When I was a kid, I actually got away with holing up pretty successfully. A serious illness at five kept me out of kindergarten. I was cured by first grade, but over the years, whenever I would tell my mother that my throat felt a little funny or gave her some other eye-fluttering excuse, I was allowed to stay home where I would happily read in bed all day with Chocolate Pinwheels hidden under my pillow. (Remember them? Chocolate covered marshmallows with a graham cracker crust – I could go for one right now.) My sisters were onto me but I didn’t care – this was all I wanted.

Every year, in the fall, I get a little nervous, make sure I have anti-depressants, and try to figure out a plan for how I am going to handle these next four months. Don’t tell me a vacation in the Caribbean because two weeks doesn’t help the day-to-day of this long season.

So I am writing, dear reader, because if you are not one of those spunky bright girls who loves the change of seasons, getting new school supplies even though you are 40, but feel like me, I offer one solution I discovered recently.

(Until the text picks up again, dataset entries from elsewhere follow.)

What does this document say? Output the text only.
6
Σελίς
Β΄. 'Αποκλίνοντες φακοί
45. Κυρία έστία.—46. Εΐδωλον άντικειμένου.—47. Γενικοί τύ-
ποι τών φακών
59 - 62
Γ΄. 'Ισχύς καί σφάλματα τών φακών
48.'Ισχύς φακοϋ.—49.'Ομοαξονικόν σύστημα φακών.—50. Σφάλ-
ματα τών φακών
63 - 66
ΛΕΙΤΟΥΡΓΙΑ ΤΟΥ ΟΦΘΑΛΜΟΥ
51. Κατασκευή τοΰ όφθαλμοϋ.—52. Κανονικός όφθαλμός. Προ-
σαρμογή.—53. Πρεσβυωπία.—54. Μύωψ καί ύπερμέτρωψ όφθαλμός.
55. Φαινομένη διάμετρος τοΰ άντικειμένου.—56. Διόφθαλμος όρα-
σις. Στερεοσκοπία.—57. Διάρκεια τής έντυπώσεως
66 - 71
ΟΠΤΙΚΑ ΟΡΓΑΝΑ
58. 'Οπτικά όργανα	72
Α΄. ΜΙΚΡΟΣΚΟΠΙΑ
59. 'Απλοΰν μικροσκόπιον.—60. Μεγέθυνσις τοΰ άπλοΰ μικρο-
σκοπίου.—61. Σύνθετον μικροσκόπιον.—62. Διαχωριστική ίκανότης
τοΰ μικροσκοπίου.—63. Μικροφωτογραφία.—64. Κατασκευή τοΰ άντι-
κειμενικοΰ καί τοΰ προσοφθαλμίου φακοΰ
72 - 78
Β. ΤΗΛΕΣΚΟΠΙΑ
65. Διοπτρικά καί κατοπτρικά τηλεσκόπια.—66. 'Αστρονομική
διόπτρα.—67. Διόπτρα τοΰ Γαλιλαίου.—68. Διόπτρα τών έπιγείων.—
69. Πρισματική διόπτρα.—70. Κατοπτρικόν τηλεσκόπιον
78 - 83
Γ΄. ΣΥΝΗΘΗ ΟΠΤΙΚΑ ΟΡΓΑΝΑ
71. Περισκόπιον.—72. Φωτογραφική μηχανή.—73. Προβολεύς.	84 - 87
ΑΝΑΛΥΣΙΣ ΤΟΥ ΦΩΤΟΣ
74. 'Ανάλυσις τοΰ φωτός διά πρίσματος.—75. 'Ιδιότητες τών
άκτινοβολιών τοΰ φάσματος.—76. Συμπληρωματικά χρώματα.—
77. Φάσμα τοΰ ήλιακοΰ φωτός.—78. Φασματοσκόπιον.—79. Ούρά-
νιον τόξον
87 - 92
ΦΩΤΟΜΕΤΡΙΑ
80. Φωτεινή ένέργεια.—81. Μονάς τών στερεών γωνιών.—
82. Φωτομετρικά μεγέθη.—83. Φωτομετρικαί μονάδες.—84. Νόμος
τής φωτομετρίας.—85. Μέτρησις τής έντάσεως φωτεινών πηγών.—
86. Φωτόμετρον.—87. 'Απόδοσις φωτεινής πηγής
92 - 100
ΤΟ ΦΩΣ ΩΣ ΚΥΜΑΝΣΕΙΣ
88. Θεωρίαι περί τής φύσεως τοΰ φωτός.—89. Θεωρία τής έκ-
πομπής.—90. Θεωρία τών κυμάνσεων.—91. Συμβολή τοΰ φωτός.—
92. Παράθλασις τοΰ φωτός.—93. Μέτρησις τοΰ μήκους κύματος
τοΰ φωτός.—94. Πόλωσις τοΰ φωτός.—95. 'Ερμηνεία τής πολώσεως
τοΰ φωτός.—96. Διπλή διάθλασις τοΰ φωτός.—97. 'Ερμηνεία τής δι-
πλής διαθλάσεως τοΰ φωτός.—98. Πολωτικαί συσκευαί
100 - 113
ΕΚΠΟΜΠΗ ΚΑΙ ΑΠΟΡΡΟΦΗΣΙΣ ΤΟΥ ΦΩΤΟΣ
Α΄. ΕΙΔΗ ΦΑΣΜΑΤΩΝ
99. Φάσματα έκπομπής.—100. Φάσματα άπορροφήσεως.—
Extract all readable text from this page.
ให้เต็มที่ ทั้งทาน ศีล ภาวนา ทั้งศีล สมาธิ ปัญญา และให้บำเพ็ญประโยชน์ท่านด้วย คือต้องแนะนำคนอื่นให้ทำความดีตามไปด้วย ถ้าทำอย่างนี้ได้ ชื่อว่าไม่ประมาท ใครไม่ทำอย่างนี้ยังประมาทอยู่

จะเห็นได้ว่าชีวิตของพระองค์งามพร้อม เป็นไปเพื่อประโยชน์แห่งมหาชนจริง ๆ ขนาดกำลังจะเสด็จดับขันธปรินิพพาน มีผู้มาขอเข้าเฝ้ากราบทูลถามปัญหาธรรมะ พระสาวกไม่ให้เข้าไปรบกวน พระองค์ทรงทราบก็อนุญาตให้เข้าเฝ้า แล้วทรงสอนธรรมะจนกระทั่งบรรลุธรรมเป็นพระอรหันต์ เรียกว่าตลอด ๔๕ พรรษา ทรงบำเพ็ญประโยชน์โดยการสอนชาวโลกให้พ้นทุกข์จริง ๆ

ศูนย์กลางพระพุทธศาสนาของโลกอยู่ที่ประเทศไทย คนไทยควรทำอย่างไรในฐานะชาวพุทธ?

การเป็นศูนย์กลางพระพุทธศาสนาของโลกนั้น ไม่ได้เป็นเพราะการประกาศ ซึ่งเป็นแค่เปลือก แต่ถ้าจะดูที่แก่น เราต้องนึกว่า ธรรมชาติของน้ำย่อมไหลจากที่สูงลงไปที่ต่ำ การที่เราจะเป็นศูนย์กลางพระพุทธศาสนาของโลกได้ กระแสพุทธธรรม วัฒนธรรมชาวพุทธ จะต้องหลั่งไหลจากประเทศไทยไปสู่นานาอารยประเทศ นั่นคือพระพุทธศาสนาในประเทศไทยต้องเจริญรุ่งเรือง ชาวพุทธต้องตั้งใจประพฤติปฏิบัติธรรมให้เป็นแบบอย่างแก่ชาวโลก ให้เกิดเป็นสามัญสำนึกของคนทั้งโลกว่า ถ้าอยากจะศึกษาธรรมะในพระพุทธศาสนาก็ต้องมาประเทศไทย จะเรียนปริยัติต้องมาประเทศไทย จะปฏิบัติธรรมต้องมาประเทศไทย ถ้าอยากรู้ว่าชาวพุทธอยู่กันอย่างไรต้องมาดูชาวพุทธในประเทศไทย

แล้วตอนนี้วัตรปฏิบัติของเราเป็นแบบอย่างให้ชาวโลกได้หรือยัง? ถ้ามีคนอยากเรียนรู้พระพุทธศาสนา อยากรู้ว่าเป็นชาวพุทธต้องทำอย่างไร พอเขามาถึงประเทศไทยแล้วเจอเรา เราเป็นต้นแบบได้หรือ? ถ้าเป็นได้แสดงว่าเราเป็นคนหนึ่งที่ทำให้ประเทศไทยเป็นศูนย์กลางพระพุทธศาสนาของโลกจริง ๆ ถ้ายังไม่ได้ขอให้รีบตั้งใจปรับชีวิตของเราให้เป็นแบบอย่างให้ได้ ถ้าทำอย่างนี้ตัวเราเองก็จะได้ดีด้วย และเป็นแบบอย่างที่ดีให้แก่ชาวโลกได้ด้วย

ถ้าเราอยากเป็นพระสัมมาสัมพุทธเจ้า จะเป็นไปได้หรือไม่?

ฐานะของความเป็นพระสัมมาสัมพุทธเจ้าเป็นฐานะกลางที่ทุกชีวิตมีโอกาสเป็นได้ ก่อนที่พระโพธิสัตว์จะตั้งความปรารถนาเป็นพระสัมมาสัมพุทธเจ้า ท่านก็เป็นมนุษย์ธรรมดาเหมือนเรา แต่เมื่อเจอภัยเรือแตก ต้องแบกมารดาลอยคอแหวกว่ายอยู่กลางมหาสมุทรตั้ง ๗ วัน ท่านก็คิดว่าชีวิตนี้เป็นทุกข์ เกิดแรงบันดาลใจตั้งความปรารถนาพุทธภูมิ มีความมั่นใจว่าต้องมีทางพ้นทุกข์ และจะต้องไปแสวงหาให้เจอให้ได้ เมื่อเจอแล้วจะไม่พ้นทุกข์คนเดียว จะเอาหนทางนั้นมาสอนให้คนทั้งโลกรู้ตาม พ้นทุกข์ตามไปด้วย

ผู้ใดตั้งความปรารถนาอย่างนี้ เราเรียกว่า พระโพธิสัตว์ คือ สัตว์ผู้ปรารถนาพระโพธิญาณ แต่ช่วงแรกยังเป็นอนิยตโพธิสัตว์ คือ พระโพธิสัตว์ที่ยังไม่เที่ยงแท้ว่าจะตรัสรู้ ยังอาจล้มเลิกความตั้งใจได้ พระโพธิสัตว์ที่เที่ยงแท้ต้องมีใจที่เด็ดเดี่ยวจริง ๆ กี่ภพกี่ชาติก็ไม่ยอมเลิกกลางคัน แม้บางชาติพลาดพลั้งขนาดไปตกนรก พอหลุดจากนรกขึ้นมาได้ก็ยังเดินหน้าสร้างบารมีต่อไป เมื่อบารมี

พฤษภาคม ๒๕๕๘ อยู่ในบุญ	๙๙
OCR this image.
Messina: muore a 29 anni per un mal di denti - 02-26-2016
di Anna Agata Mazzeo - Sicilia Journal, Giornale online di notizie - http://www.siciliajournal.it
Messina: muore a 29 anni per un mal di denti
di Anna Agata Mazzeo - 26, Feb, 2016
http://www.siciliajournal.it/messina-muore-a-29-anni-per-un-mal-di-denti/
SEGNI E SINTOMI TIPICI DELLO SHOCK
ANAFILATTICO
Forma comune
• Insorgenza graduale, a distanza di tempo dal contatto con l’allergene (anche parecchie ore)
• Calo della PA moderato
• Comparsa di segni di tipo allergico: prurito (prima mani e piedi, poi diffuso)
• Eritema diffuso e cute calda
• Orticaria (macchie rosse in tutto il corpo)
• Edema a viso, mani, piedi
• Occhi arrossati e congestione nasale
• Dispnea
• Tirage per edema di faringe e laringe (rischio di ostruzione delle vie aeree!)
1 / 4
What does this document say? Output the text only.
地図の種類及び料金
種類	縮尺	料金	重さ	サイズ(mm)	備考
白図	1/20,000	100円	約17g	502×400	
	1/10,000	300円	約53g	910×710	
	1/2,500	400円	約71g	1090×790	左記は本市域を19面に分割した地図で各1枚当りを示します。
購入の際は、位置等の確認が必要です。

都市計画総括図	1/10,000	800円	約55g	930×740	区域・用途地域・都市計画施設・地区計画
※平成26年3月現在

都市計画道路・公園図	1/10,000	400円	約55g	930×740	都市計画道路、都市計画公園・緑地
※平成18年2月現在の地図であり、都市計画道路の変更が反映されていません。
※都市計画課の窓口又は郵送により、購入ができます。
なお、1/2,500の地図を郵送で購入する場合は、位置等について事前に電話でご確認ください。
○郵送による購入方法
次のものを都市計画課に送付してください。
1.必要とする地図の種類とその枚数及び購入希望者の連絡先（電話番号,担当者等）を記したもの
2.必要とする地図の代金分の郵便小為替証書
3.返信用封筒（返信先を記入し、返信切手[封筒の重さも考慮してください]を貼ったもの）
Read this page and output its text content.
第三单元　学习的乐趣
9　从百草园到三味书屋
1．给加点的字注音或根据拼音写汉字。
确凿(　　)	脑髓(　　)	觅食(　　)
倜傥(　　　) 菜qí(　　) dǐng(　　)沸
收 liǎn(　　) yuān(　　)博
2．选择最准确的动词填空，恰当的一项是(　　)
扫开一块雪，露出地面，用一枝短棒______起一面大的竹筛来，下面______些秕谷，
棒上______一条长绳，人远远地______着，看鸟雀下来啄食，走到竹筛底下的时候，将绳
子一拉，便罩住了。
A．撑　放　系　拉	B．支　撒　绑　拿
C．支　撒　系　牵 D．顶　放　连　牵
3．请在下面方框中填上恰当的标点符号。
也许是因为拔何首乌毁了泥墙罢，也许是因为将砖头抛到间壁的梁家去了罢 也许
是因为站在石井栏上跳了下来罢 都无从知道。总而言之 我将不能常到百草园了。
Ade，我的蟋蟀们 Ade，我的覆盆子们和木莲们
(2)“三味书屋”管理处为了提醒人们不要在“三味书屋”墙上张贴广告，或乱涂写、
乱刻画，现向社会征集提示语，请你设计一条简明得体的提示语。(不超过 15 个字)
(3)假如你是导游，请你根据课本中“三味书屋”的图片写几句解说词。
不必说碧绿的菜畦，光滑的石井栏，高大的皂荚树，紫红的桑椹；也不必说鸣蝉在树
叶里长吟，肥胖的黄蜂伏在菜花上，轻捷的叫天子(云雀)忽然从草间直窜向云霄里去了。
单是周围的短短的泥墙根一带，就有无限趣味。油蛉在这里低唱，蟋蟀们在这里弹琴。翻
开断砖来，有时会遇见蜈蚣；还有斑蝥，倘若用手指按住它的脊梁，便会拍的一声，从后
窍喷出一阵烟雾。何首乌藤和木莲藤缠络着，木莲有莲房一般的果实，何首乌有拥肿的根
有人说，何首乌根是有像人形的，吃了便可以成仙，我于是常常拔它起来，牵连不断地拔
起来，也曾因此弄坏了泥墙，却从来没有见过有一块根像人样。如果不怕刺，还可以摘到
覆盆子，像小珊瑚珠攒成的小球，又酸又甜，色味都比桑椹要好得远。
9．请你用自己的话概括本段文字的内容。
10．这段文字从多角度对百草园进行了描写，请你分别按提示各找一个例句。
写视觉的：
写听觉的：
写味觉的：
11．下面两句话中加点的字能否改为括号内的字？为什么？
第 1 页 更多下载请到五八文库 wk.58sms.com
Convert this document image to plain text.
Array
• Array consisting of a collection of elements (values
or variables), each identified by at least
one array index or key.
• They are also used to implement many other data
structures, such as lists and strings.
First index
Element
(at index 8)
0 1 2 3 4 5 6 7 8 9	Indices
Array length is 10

Find your cave, curl up, get your candy and choose a book that is actually denser and darker than your mood. Something like Dostoyevsky or Shakespeare’s tragedies because somehow allowing yourself to live in a world that, even if fictional, is worse that your own, helps. If you are lucky, five pounds fatter by the time you look up, the snow drops will be pushing their little faces thru the gray ice, the characters will have found some equanimity, and you will know you’ve made it thru. Again.